Zhao found increased glucose breakdown in cells and mouse brains expressing the APOE2 isoform, compared to those expressing APOE3 and APOE4. This was due to upregulation of hexokinase, an enzyme responsible for the first step of glucose metabolism and correlated with better health of the cells. In APOE4-expressing cells and brains, hexokinase was downregulated, resulting in decreased metabolism of glucose and poorer cell health. Treating APOE4-expressing cells with APOE2 reduced the metabolic deficiency, suggesting a novel therapeutic approach that might have more promise.

Metabolism, Sleep, And Alzheimer’s Disease Feed on Each Other

The metabolism of glucose, amyloid beta, and tau are tightly coupled to the sleep-wake cycle: metabolism, amyloid beta levels, and tau levels increase when we’re awake before falling while we sleep. Sleep deprivation disrupts this cyclical pattern and people with sleep disorders have an increased risk for Alzheimer’s disease. Conversely, Alzheimer’s disease pathology — amyloid beta plaques and neurofibrillary tangles — disrupts sleep further.

Shannon Macauley, assistant professor of gerontology and geriatric medicine, Wake Forest School of Medicine

Shannon L. Macauley, assistant professor of gerontology and geriatric medicine at Wake Forest School of Medicine, wondered if both sleep and Alzheimer’s disease pathology are impacted by changes in blood sugar. Using mice, her team found that both high and low blood sugar — both of which can be observed in Type 2 diabetes — increased neuronal activity and decreased sleep. A mouse model with prominent plaque pathology and one with prominent tangle pathology also displayed disrupted brain metabolism and decreased sleep, suggesting an uncoupling of the relationship between metabolism and sleep.
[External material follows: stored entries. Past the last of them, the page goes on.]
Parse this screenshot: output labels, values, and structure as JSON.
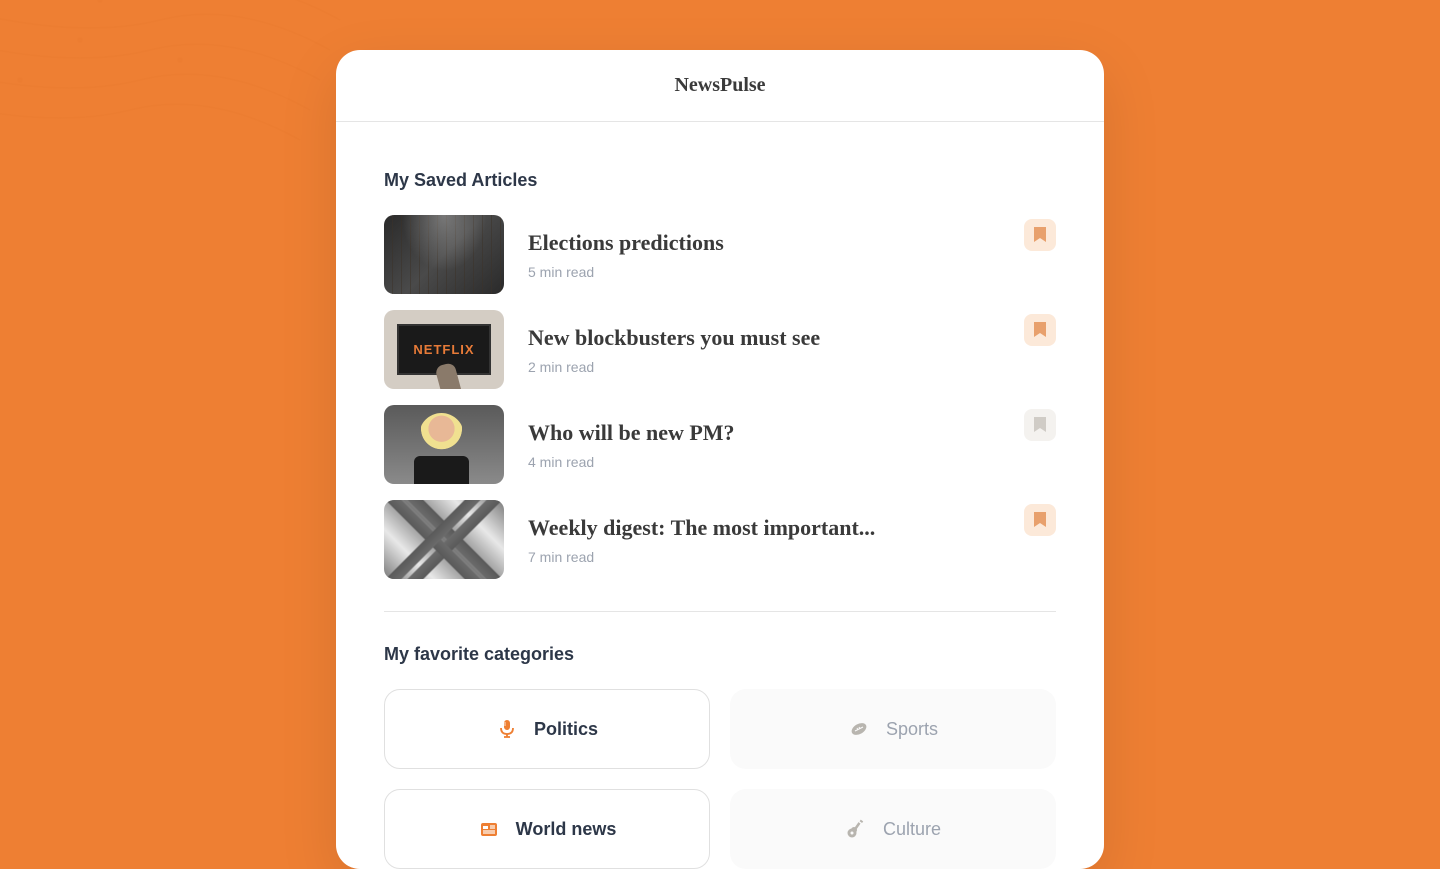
{
  "app": {
    "title": "NewsPulse"
  },
  "sections": {
    "saved_title": "My Saved Articles",
    "categories_title": "My favorite categories"
  },
  "articles": [
    {
      "title": "Elections predictions",
      "read_time": "5 min read",
      "bookmarked": true
    },
    {
      "title": "New blockbusters you must see",
      "read_time": "2 min read",
      "bookmarked": true
    },
    {
      "title": "Who will be new PM?",
      "read_time": "4 min read",
      "bookmarked": false
    },
    {
      "title": "Weekly digest: The most important...",
      "read_time": "7 min read",
      "bookmarked": true
    }
  ],
  "categories": [
    {
      "label": "Politics",
      "active": true,
      "icon": "microphone"
    },
    {
      "label": "Sports",
      "active": false,
      "icon": "football"
    },
    {
      "label": "World news",
      "active": true,
      "icon": "news"
    },
    {
      "label": "Culture",
      "active": false,
      "icon": "guitar"
    }
  ],
  "colors": {
    "accent": "#ee7f33",
    "bookmark_active": "#e8a06c"
  }
}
“As you have these fluctuations in your blood glucose levels that remain unchecked, this can interact with the plaques and tangles within your brain to disrupt sleep,” Macauley said.

Body and Brain

The work highlights how understanding and treating diseases of the brain requires considering the body as well. “What’s happening in our periphery is directly affecting our brain,” said Macauley. “If you have fuel excess or impairments in fuel processing, it’s going to kick off a cascade on multiple levels to ramp up Alzheimer’s pathology.” While the research may lead to new treatments, in the meantime it serves as a reminder of the importance of lifestyle interventions, including diet and sleep.